You are right, correlation between ICA components does not make sense because independence implies zero correlation. Although connectivity between ICA components is theoretically possible, you will likely get distorted results. This is why we recommend MVARICA in the paper. (I have to add that I don't know how much distortion to expect in practice, and if it is even enough to be relevant; to my knowledge nobody has yet attempted to quantify that.)

It seems conceivable to use MVARICA as a "better ICA" for connectivity analysis - if the connectivity is based on vector autoregression.

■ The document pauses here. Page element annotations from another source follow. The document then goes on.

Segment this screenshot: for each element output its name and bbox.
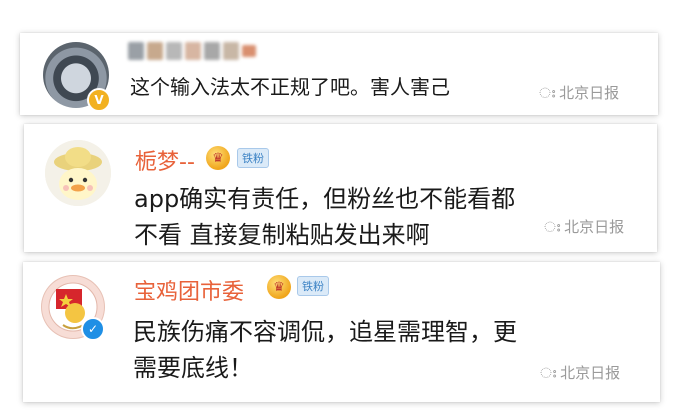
wechat-bubble-icon: ഃ xyxy=(539,83,556,102)
comment-card: 栀梦-- ♛ 铁粉 app确实有责任，但粉丝也不能看都 不看 直接复制粘贴发出来… xyxy=(24,124,657,252)
watermark-label: 北京日报 xyxy=(559,84,620,102)
comment-card: ✓ 宝鸡团市委 ♛ 铁粉 民族伤痛不容调侃，追星需理智，更 需要底线！ ഃ 北京… xyxy=(23,262,660,402)
crown-level-icon: ♛ xyxy=(267,275,291,299)
watermark: ഃ 北京日报 xyxy=(539,82,619,103)
verified-blue-icon: ✓ xyxy=(81,317,105,341)
username[interactable]: 宝鸡团市委 xyxy=(134,274,244,306)
fan-badge: 铁粉 xyxy=(237,148,269,168)
fan-badge: 铁粉 xyxy=(297,276,329,296)
watermark: ഃ 北京日报 xyxy=(540,362,620,383)
duck-avatar-icon xyxy=(45,140,111,206)
comment-card: V 这个输入法太不正规了吧。害人害己 ഃ 北京日报 xyxy=(20,33,658,115)
verified-gold-icon: V xyxy=(87,88,111,112)
wechat-bubble-icon: ഃ xyxy=(544,217,561,236)
comment-text: 这个输入法太不正规了吧。害人害己 xyxy=(130,75,450,99)
watermark-label: 北京日报 xyxy=(564,218,625,236)
watermark-label: 北京日报 xyxy=(560,364,621,382)
comment-line: 民族伤痛不容调侃，追星需理智，更 xyxy=(133,318,517,346)
watermark: ഃ 北京日报 xyxy=(544,216,624,237)
comment-line: app确实有责任，但粉丝也不能看都 xyxy=(134,185,516,213)
crown-level-icon: ♛ xyxy=(206,146,230,170)
username[interactable]: 栀梦-- xyxy=(135,144,195,176)
wechat-bubble-icon: ഃ xyxy=(540,363,557,382)
blurred-username xyxy=(128,42,256,60)
avatar[interactable] xyxy=(45,140,111,206)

If you try to use more general models (non-linear, non-parametric, or just autoregression with higher order) on MVARICA components, I expect results will be distorted again.

Transfer entropy is non-parametric, right? You might get distorted/biased/wrong results when applied to ICA or MVARICA components.

All that said, you can get the time series components. Although there is no function to do so out of the box, it's just a dot product of the transposed unmixing matrix and the original time series: dot(unmixing.T, data)

NinaOmejc commented 6 months ago

Okay, great, thank you for this clarification! I see more clearly now that using nonlinear methods after data has been already transformed to fit the linear model (such as mvar) might affect the results. It might be interesting to check the influence on the simulated data. Thank you again, i think i can close this issue.